Closed jreback closed 11 years ago
I think that the multi-level reindexing ones are possibly related to the take
changes (#2819)
(which help a great deal in the most common cases), I didn't investigate much, that's just the top
on profiling (in both old and new)
bisected?
vbench was meant exactly for that, but it hasn't been updated in a while. Too bad.
can we run it on each commit and get the graph?
That's it's reason for being. I just added test_perf a few months ago for the devs.
agreed....how does it update though?
I think wes goes into the basement and presses a button.
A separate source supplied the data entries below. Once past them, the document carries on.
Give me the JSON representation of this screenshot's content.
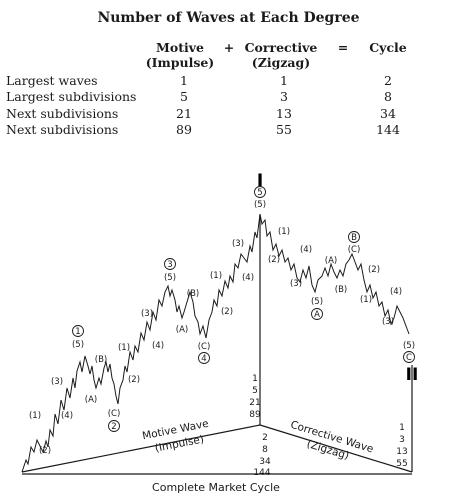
{
  "table": {
    "title": "Number of Waves at Each Degree",
    "headers": {
      "motive_line1": "Motive",
      "motive_line2": "(Impulse)",
      "plus": "+",
      "corrective_line1": "Corrective",
      "corrective_line2": "(Zigzag)",
      "equals": "=",
      "cycle": "Cycle"
    },
    "rows": [
      {
        "label": "Largest waves",
        "motive": "1",
        "corrective": "1",
        "cycle": "2"
      },
      {
        "label": "Largest subdivisions",
        "motive": "5",
        "corrective": "3",
        "cycle": "8"
      },
      {
        "label": "Next subdivisions",
        "motive": "21",
        "corrective": "13",
        "cycle": "34"
      },
      {
        "label": "Next subdivisions",
        "motive": "89",
        "corrective": "55",
        "cycle": "144"
      }
    ]
  },
  "diagram": {
    "top_mark": "I",
    "end_mark": "II",
    "wave_labels": {
      "c1": "1",
      "c2": "2",
      "c3": "3",
      "c4": "4",
      "c5": "5",
      "ca": "A",
      "cb": "B",
      "cc": "C",
      "p1": "(1)",
      "p2": "(2)",
      "p3": "(3)",
      "p4": "(4)",
      "p5": "(5)",
      "pa": "(A)",
      "pb": "(B)",
      "pc": "(C)"
    },
    "motive_counts": [
      "1",
      "5",
      "21",
      "89"
    ],
    "cycle_counts": [
      "2",
      "8",
      "34",
      "144"
    ],
    "corrective_counts": [
      "1",
      "3",
      "13",
      "55"
    ],
    "motive_axis_label_1": "Motive Wave",
    "motive_axis_label_2": "(Impulse)",
    "corrective_axis_label_1": "Corrective Wave",
    "corrective_axis_label_2": "(Zigzag)",
    "bottom_label": "Complete Market Cycle"
  },
  "colors": {
    "ink": "#1a1a1a",
    "background": "#ffffff"
  }
}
we're getting too chatty on the issue tracker, need an irc channel. or campfire.
FWIW, I lurk and learn, but I'm sure others hate the noise just as much as I find it helpful. A dev list might be preferable to IRC unless you can commit resources to a bot to archive everything in a publicly searchable way. I don't know how public campfire is.
We're definitely pushing the boundaries of S/N, that's not cool. Email is inconvenient for realtime, so not really a solution for many things. I believe freenode has web based logs for all channels, though I'm not sure I consider that a plus.
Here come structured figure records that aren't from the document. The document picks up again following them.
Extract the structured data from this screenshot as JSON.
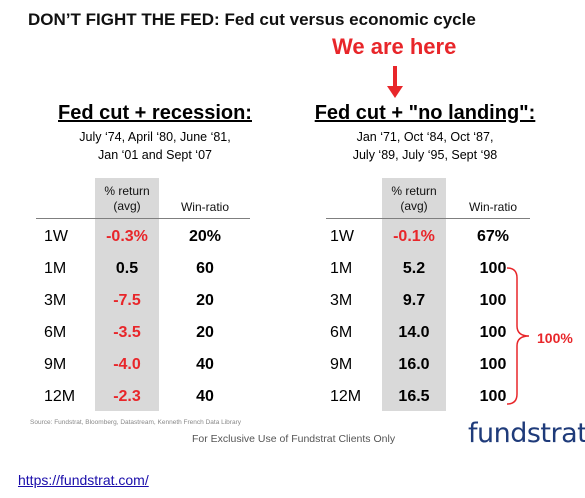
{
  "title": {
    "main": "DON’T FIGHT THE FED:",
    "sub": "Fed cut versus economic cycle"
  },
  "callout": {
    "text": "We are here",
    "arrow_icon": "arrow-down-icon",
    "color": "#e8262a"
  },
  "left_panel": {
    "heading": "Fed cut + recession:",
    "dates_line1": "July ‘74, April ‘80, June ‘81,",
    "dates_line2": "Jan ‘01 and Sept ‘07",
    "col_return_line1": "% return",
    "col_return_line2": "(avg)",
    "col_win": "Win-ratio",
    "rows": [
      {
        "period": "1W",
        "return": "-0.3%",
        "win": "20%"
      },
      {
        "period": "1M",
        "return": "0.5",
        "win": "60"
      },
      {
        "period": "3M",
        "return": "-7.5",
        "win": "20"
      },
      {
        "period": "6M",
        "return": "-3.5",
        "win": "20"
      },
      {
        "period": "9M",
        "return": "-4.0",
        "win": "40"
      },
      {
        "period": "12M",
        "return": "-2.3",
        "win": "40"
      }
    ]
  },
  "right_panel": {
    "heading": "Fed cut + \"no landing\":",
    "dates_line1": "Jan ‘71, Oct ‘84, Oct ‘87,",
    "dates_line2": "July ‘89, July ‘95, Sept ‘98",
    "col_return_line1": "% return",
    "col_return_line2": "(avg)",
    "col_win": "Win-ratio",
    "rows": [
      {
        "period": "1W",
        "return": "-0.1%",
        "win": "67%"
      },
      {
        "period": "1M",
        "return": "5.2",
        "win": "100"
      },
      {
        "period": "3M",
        "return": "9.7",
        "win": "100"
      },
      {
        "period": "6M",
        "return": "14.0",
        "win": "100"
      },
      {
        "period": "9M",
        "return": "16.0",
        "win": "100"
      },
      {
        "period": "12M",
        "return": "16.5",
        "win": "100"
      }
    ],
    "brace_label": "100%"
  },
  "footer": {
    "source": "Source: Fundstrat, Bloomberg, Datastream, Kenneth French Data Library",
    "exclusive": "For Exclusive Use of Fundstrat Clients Only",
    "logo": "fundstrat",
    "link": "https://fundstrat.com/"
  },
  "colors": {
    "negative": "#e8262a",
    "shade": "#d9d9d9",
    "logo": "#1f3b7a"
  }
}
fyi...i think i found this regression (my issue!)...issue a fix in a bit
I could set up a hipchat for pandas devs if you like, but that wouldn't be public.
@wesm , punting on the chat quesion.
would it be possible to get a daily vbench going? we're discovering perf regression by mistake...
hmm, well, i have kept all my old vb_suite logs (including several for testing #2819, #2867 against their immediate base commits) and I can't find any entries from where reindex_frame_level_*
were affected negatively (in fact, a lot of results had the test improved by 20+%)...it's always possible there is some complex interaction between multiple lines on work that were developed independently, though...also I'm surprised frame_reindex_axis1
isn't on the positive side since I have consistent >25% improvements in that one.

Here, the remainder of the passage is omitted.